The other investigation determined that a Metra Police Department lieutenant violated the state ethics act by completing a mandatory online ethics training program for four other police officers.
In the first case, Executive Inspector General Ricardo Meza said that a Metra practice called "change of assignment" resulted in the falsification of Federal Railroad Administration hours of service logs.
"Accurate log keeping is not simply an administrative ritual or completion of paperwork -- it is required to ensure public safety, pure and simple," Meza said in a statement accompanying the result of a three-year probe prompted by an anonymous complaint of ghost payrolling at Metra.
The Federal Railroad Administration said it reviewed Meza's findings and determined violations of federal regulations "did occur in connection with this case." The FRA said it is pursuing civil penalties against Metra and will issue warning letters against individuals involved.
Meza's report recommended that several top Metra officials be disciplined, including Executive Director Don Orseno, saying "none of them appeared to have taken appropriate action or exercised good judgment" in monitoring how the change-of-assignment practice, known as "swapping," affected the log keeping.
Metra disputed the results of the probe, saying the report was "wrought with errors and should not have been published." The job swapping did not threaten public safety or break employment laws, and merely gave Metra "flexibility" in scheduling, Metra said.
Metra Chairman Martin Oberman said the practice "never involved intentional wrongdoing or a misuse or theft of public funds."
Metra said job swapping was "an historic railroad industry practice" that Metra inherited from the Illinois Central, which became the Electric District Line. It never involved "ghost payrolling" and was discontinued at Metra nearly three years ago, Metra said.
"Employees were paid only for shifts actually worked and documented, and never cost the taxpayers a dime. There were indeed some paperwork inaccuracies, but at no time was safety compromised," Metra said.

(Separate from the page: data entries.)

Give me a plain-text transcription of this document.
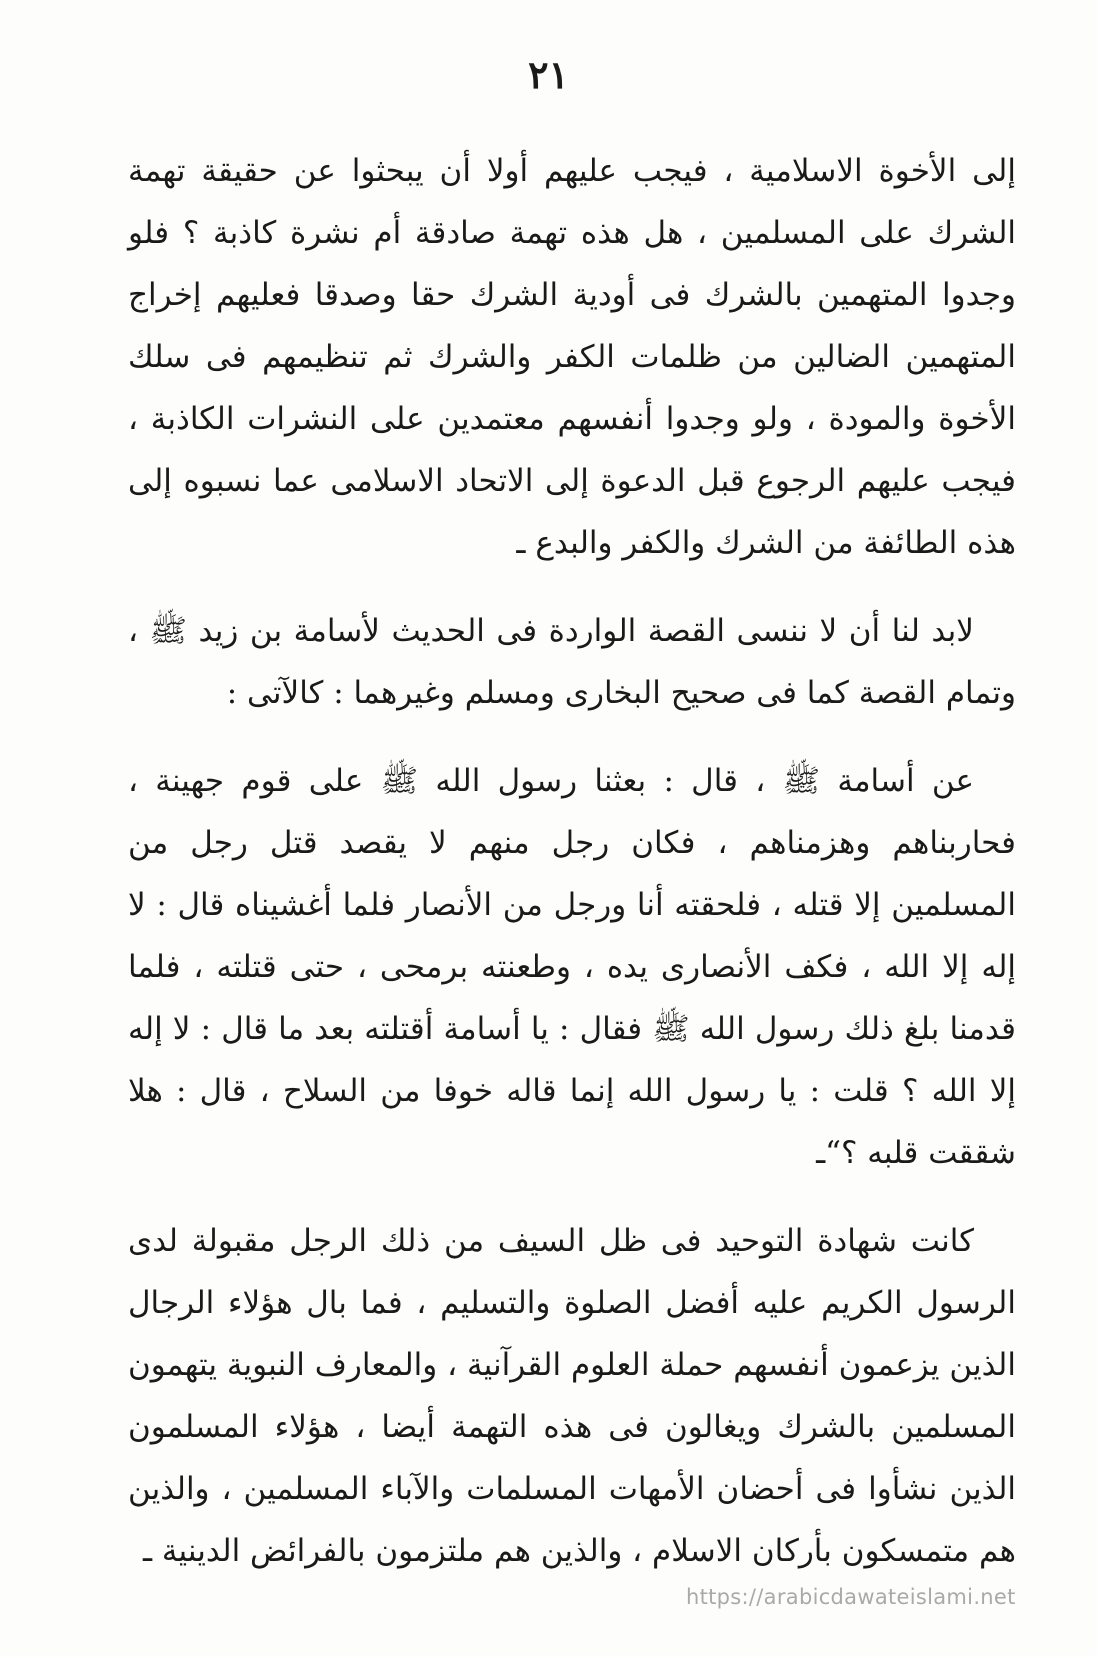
٢١

إلى الأخوة الاسلامية ، فيجب عليهم أولا أن يبحثوا عن حقيقة تهمة الشرك على المسلمين ، هل هذه تهمة صادقة أم نشرة كاذبة ؟ فلو وجدوا المتهمين بالشرك فى أودية الشرك حقا وصدقا فعليهم إخراج المتهمين الضالين من ظلمات الكفر والشرك ثم تنظيمهم فى سلك الأخوة والمودة ، ولو وجدوا أنفسهم معتمدين على النشرات الكاذبة ، فيجب عليهم الرجوع قبل الدعوة إلى الاتحاد الاسلامى عما نسبوه إلى هذه الطائفة من الشرك والكفر والبدع ـ

لابد لنا أن لا ننسى القصة الواردة فى الحديث لأسامة بن زيد ﷺ ، وتمام القصة كما فى صحيح البخارى ومسلم وغيرهما : كالآتى :

عن أسامة ﷺ ، قال : بعثنا رسول الله ﷺ على قوم جهينة ، فحاربناهم وهزمناهم ، فكان رجل منهم لا يقصد قتل رجل من المسلمين إلا قتله ، فلحقته أنا ورجل من الأنصار فلما أغشيناه قال : لا إله إلا الله ، فكف الأنصارى يده ، وطعنته برمحى ، حتى قتلته ، فلما قدمنا بلغ ذلك رسول الله ﷺ فقال : يا أسامة أقتلته بعد ما قال : لا إله إلا الله ؟ قلت : يا رسول الله إنما قاله خوفا من السلاح ، قال : هلا شققت قلبه ؟“ـ

كانت شهادة التوحيد فى ظل السيف من ذلك الرجل مقبولة لدى الرسول الكريم عليه أفضل الصلوة والتسليم ، فما بال هؤلاء الرجال الذين يزعمون أنفسهم حملة العلوم القرآنية ، والمعارف النبوية يتهمون المسلمين بالشرك ويغالون فى هذه التهمة أيضا ، هؤلاء المسلمون الذين نشأوا فى أحضان الأمهات المسلمات والآباء المسلمين ، والذين هم متمسكون بأركان الاسلام ، والذين هم ملتزمون بالفرائض الدينية ـ

https://arabicdawateislami.net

Meza said the practice of "swapping" was not really an exchange of job assignments but rather a practice that allowed Metra conductors or engineers to take a day off work, usually Saturdays. But they marked that they did work, and their replacements did not show their time worked.
In the other investigation of Metra, the inspector general's office found that the police lieutenant completed mandatory online ethics training for four other Metra police officers in violation of the state ethics act.
The lieutenant could not be reached for comment.
Meza said the lieutenant told investigators that "no one wants to complete an ethics training."